Sebaliknya, orang yang memiliki kebiasaan berbicara buruk, misalnya suka mencaci, mencela, mengutuk, berghibah, membicarakan aib sahabatnya, dan berkata-kata kotor –kata-kata yang membuat murka Allah–  ia telah melakukannya dengan kendali otak bawah sadar. Keadaan seperti ini terjadi karena ia tidak berusaha menghentikannya dan selalu saja membiarkan keluar dari lisannya. Orang semacam ini telah mengabaikan perintah Allah dan Rasul-Nya untuk berbicara baik. Pengabaian yang berulang-ulang hingga membentuk kebiasaan pada hakekatnya adalah bentuk keingkaran yang telah terbiasa dilakukannya. Oleh karena itu, Allah menjerumuskan orang semacam ini ke neraka Jahanam, dikarenakan kebiasaan ingkarnya tersebut.

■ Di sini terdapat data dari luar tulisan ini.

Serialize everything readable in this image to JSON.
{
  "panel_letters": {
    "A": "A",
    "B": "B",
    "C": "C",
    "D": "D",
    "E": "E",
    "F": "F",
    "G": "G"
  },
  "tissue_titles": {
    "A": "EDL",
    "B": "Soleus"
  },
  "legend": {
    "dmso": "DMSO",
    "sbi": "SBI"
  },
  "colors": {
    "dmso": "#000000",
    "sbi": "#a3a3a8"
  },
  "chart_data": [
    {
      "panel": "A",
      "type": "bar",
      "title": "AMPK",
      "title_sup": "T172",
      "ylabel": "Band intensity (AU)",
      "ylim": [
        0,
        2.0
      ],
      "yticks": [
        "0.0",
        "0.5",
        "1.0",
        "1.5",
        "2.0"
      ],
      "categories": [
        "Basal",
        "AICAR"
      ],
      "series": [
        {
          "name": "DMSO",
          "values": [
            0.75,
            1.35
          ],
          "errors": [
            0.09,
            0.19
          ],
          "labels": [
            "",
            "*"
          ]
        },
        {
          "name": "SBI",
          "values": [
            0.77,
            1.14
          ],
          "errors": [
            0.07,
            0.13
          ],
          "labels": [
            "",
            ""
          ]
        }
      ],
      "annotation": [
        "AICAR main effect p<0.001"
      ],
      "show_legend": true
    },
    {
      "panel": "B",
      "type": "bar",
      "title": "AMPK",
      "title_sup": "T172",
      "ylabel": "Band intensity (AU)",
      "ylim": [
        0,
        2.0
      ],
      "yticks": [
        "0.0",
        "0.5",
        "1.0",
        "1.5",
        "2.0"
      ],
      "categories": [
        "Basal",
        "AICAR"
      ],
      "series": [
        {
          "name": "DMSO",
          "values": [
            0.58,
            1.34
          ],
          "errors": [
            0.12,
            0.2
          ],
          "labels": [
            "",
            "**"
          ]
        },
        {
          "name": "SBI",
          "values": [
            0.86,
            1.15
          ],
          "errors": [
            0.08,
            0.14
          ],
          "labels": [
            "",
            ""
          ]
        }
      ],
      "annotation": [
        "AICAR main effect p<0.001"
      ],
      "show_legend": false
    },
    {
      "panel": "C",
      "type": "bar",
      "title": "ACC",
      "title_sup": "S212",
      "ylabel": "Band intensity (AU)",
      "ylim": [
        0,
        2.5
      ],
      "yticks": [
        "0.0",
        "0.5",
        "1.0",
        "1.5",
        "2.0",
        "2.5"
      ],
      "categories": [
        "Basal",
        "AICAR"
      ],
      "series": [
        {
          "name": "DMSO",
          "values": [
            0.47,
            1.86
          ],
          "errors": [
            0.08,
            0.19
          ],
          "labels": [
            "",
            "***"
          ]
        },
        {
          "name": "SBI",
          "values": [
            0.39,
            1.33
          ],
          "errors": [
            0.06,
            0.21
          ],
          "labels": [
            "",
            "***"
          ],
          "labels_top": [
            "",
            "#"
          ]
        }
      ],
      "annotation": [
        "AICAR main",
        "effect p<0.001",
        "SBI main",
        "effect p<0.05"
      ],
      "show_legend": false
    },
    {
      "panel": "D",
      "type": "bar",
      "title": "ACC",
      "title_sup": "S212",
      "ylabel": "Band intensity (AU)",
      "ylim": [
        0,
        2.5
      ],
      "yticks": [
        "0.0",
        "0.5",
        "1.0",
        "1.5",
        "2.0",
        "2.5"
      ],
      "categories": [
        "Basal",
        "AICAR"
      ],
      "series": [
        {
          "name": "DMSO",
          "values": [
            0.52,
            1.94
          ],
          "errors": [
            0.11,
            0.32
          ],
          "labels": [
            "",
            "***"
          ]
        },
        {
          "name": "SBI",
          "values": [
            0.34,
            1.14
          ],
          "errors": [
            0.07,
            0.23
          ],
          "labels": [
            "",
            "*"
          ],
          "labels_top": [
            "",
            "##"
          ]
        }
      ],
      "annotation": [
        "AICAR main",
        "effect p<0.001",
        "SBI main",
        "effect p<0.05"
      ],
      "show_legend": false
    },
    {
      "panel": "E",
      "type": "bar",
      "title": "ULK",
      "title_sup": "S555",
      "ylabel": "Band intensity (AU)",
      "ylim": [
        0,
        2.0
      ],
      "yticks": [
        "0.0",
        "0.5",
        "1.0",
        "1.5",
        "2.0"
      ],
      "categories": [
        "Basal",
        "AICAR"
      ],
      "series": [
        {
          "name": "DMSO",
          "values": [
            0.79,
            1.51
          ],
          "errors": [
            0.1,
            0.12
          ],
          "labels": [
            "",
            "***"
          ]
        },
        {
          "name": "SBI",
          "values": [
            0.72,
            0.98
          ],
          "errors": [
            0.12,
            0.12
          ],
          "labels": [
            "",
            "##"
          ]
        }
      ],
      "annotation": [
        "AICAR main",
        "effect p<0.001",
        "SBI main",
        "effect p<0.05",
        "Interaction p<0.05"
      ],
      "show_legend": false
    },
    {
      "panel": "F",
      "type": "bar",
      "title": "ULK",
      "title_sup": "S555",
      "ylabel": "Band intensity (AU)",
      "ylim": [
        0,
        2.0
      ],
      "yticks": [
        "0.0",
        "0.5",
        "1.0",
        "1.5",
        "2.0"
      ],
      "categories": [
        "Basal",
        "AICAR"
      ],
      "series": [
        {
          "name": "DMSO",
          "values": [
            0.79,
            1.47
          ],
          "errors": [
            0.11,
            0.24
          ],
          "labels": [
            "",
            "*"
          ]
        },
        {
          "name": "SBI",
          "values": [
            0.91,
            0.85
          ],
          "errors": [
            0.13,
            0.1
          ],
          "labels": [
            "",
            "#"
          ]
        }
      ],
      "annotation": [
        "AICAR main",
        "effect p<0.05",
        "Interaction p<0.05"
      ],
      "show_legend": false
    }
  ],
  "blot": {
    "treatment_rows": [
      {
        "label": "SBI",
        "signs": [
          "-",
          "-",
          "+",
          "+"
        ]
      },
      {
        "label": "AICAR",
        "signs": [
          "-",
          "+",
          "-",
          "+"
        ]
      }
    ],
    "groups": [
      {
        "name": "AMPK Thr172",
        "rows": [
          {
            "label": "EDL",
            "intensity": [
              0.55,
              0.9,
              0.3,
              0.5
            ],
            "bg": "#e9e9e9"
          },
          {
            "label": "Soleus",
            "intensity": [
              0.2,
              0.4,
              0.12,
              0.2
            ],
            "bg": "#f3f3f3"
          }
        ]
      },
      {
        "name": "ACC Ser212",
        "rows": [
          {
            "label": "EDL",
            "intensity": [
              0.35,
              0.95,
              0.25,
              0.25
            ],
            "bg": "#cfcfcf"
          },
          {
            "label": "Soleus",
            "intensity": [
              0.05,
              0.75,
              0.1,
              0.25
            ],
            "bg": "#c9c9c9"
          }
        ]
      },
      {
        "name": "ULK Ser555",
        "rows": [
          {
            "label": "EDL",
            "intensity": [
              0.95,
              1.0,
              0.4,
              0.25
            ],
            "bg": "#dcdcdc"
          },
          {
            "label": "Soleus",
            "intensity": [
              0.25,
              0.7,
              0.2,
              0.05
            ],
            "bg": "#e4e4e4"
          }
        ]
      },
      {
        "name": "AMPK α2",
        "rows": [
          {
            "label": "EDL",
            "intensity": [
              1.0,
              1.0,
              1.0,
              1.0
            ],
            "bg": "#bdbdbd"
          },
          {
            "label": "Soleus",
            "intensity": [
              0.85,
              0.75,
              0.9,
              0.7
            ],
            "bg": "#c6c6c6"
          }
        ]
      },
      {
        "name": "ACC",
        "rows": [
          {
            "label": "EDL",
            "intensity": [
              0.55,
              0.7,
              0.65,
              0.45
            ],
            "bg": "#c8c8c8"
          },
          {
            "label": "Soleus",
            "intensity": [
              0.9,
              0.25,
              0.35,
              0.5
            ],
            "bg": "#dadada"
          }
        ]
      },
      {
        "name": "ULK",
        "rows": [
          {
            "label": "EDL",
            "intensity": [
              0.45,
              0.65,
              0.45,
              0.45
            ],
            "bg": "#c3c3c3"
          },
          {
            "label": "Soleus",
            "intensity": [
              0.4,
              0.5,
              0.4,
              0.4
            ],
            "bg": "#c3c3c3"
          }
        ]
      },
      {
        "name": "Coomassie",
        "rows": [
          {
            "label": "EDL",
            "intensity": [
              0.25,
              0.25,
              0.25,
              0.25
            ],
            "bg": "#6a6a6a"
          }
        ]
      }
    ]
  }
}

Apa yang dipelajari oleh seseorang melalui penglihatan dan pendengarannya. membentuk tata nilai yang ia yakini. Tatanilai tersebut membentuk prosedur baku dalam otak yang berfungsi sebagai processor atas segala masukan informasi penglihatan, pendengaran dan perasaan hatinya. Keluaran dari processor tersebut berupa kata-kata yang diucapkan, ekspresi wajah, sikap dan tindakan.

Apabila seseorang banyak melihat, mendengar dan merasakan sesuatu yang negatif, maka yang masuk dalam memorinya adalah hal-hal negatif. tata nilai yang terbentuk dan diyakininya juga menjadi negatif. Akibatnya ia akan mudah bicara dan bertindak negatif. Hendaknya tidak membiarkan diri dan keluarga kita melihat dan mendengar hal-hal yang negatif secara langsung maupun melalui media seperti tv, radio, dunia maya, media cetak dan sebagainya.

Sebaliknya, apabila seseorang banyak belajar dengan melihat, mendengar, dan merasakan hal-hal positif, tata nilai yang terbentuk dan diyakininya juga akan positif. Selanjutnya ia akan mudah berbicara dan bertindak positif. Hendaknya kita membiasakan diri dan keluarga kita melihat, mendengar, dan merasakan hal-hal yang positif.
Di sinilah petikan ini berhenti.